It has been a while since I've posted. At first, I was adjusting to the new chemo regime. New side effects, and different responses to the same drugs. I have become accustomed, sort of. I was also gone for a month to the Atlantic provinces. A last family vacation before my daughter picked up and left for her Irish adventure.
Our campsite at Cumberland Cove, PEI
In trying to come to terms with the "terminal" nature of my cancer, I've had to come to grips with a lot of different emotions and thoughts and ideas. I've had to deal with my disease and my own mortality, and how that affects my life.

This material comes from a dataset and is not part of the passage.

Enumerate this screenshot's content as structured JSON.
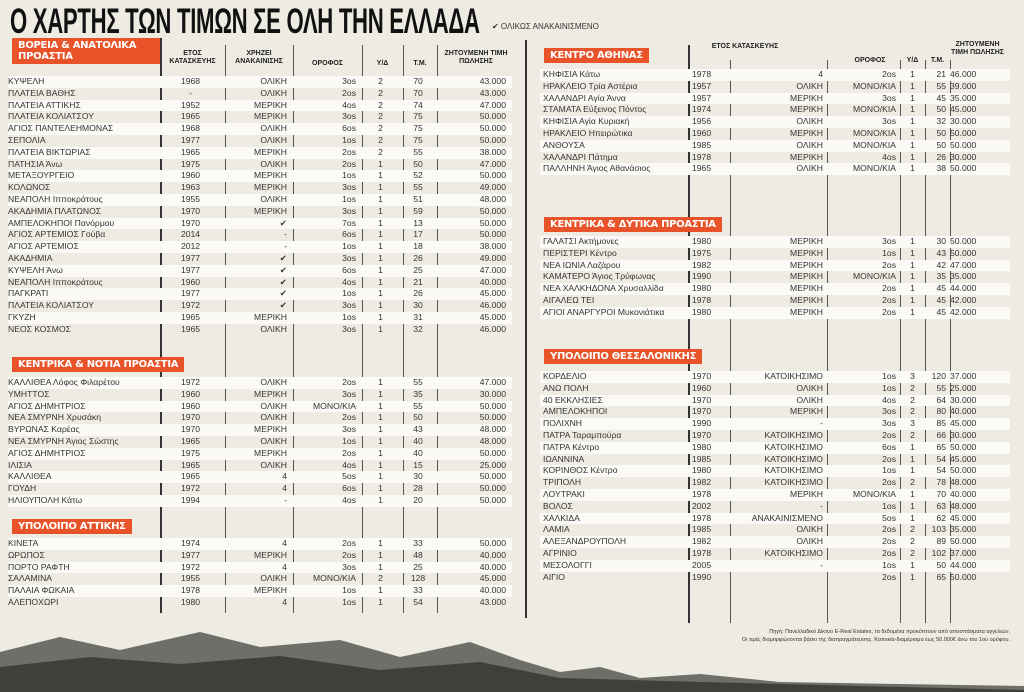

I'm finding this time that my feelings have become polarized. I feel a renewed sense of wonder and beauty and living in the moment: very positive. At the same time I feel very angry. I still feel very angry. It is hard to reconcile the two. And I know, with the very logical analytical and practical part of me, that I have to deal with the anger. I think acknowledging that it is there is a good first step. I say hello to it every day. "Hi anger," I say, "I know you are there, lurking in the background. I am not going to pay attention to you, other then to let you know, I know you are there." Its almost as if in acknowledging it, I've taken away its power. But it still lurks. And I know at some point I will have to deal with it.

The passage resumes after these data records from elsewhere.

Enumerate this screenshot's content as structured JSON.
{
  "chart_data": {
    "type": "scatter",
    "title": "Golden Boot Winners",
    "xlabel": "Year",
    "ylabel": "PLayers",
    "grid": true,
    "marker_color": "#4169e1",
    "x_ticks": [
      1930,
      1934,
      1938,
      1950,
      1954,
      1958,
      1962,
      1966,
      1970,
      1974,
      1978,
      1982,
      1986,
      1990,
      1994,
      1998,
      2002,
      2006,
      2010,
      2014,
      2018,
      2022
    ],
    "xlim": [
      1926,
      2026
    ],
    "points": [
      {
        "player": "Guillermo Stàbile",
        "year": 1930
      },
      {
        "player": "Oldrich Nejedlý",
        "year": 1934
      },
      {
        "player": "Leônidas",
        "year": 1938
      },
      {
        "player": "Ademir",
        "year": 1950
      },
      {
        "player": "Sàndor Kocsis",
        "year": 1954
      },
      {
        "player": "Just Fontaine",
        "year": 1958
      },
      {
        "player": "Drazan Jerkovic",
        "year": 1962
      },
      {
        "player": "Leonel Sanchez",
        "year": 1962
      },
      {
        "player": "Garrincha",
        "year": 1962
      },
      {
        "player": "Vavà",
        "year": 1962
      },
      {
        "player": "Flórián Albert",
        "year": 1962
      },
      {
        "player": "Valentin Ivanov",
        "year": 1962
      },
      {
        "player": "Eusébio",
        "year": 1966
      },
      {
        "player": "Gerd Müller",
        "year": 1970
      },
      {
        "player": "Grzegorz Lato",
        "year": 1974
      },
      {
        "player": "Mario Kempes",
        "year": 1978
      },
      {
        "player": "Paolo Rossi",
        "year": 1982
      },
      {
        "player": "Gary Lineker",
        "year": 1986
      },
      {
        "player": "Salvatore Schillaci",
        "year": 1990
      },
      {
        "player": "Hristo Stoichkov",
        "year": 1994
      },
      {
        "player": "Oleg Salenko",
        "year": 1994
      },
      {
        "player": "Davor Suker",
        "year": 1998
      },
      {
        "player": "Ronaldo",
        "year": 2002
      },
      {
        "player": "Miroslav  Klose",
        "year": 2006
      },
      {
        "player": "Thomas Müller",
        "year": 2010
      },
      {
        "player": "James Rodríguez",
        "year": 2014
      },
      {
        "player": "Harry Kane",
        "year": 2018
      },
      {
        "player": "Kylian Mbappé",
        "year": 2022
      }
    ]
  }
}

I feel like a thunderstorm most of the time
In the mean time, I am trying to get myself into a routine, and get more intentioned with my art. To create an artistic practice. It is not easy for me. I live a fairly chaotic life, and fitting something that routine into my life is difficult. Routine is a habit. And an artistic practice is routine. I think.
I'm also plotting my next adventure. I get to take breaks from chemo a few times a year. I have a couple of standing invitations. I'm debating about visiting or taking some me time for an art retreat. Just me. I'm kind of leaning towards the art retreat. I'm finding that as time goes on, I'm becoming more hermit like. And for some reason, I like it.